New York Cool - Ask Miss Wendy

New York Cool - Music

 

Radio Department and
Asobi Seksu
South Street Seaport
July 15, 2011

Written and Photographed By:Geoff Leung

 

 

 

Opposite Photo:
Yuki Chikudate of Asobi Seksu




Asobi Seksu opened the evening with their novel brand of cacophony. Where the contrasting aural styles were made more surprising by the group's on-stage uniformity. Yuki Chikudate's vocal floated femininely while distorted guitars and drums shook speakers. The juxtaposition of Chikudate's voice with shoegazey instrumentals doesn't appear so contradictory when heard between head bangs and hair flips.


Asobi Seksu


Asobi Seksu

Supporting their latest album, Flourescence, Asobi Seksu played a varied set of old and new songs to a loyal crowd. Chikudate's energy guided fans through the set, a skill of personality that is often neglected. Her comfort and poise on stage was good for the band especially in this sunlit venue. The energy of the new songs didn't match the effortless power of "Thursday," but that didn't stop the crowd from falling for Chikudate.


Radio Department


By the time Sweden's Radio Department came on the sun had gone down and finally the mood of what was heard matched the scene on the pier. An interesting pairing of bands because while both bands should qualify as shoegaze and dream pop, each band gets there in a very different way. Though on stage lead-singer Johan Duncanson was almost the opposite of Yuki Chikudate, his presence totally worked for Radio Department. The speaking in between songs was more sparse than sips from a beer bottle, either because the group was shy of the mostly-Asobi-Seksu crowd or because they didn't speak much English.

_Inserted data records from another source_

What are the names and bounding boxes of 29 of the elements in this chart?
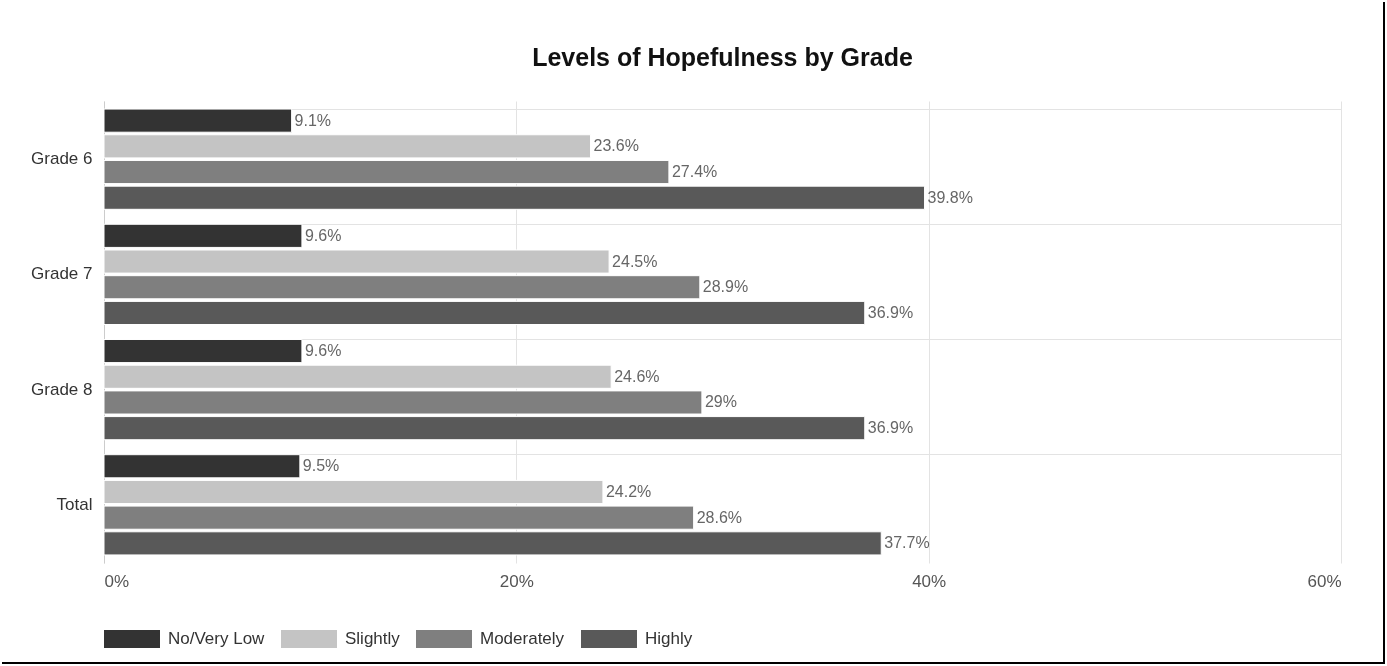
data-label: 37.7%	[884, 534, 930, 552]
legend-label: Moderately	[480, 629, 565, 649]
data-label: 39.8%	[927, 188, 973, 206]
data-label: 29%	[704, 393, 737, 411]
y-tick-label: Grade 7	[31, 264, 93, 284]
x-tick-label: 60%	[1307, 571, 1342, 591]
y-tick-label: Grade 6	[31, 149, 93, 169]
x-tick-label: 20%	[499, 571, 534, 591]
legend-label: Slightly	[345, 629, 401, 649]
legend-label: No/Very Low	[168, 629, 266, 649]
data-label: 28.6%	[696, 508, 743, 526]
data-label: 27.4%	[671, 163, 718, 181]
data-label: 36.9%	[867, 419, 914, 437]
data-label: 36.9%	[867, 303, 914, 321]
data-label: 24.6%	[614, 367, 660, 385]
data-label: 23.6%	[593, 137, 639, 155]
data-label: 9.6%	[304, 226, 342, 244]
data-label: 9.6%	[304, 342, 342, 360]
data-label: 9.5%	[302, 457, 340, 475]
x-tick-label: 0%	[104, 571, 130, 591]
y-tick-label: Grade 8	[31, 379, 93, 399]
x-tick-label: 40%	[912, 571, 947, 591]
data-label: 28.9%	[702, 278, 749, 296]
y-tick-label: Total	[56, 494, 93, 514]
data-label: 9.1%	[294, 111, 332, 129]
data-label: 24.5%	[612, 252, 658, 270]
data-label: 24.2%	[605, 482, 652, 500]
chart-title: Levels of Hopefulness by Grade	[532, 43, 913, 71]
legend-label: Highly	[645, 629, 693, 649]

Johan Duncanson of Radio Department

If the photos don't make it clear, the variation on stage was minimal. Each member played their part and they interacted with each other only through looks and nods, pointing with their eyes at what should happen next. But what was lacking in performance was made up for in a seamless set of summer evening music. Perhaps we shouldn't be surprised that a band so aptly named has so many radio-ready singles.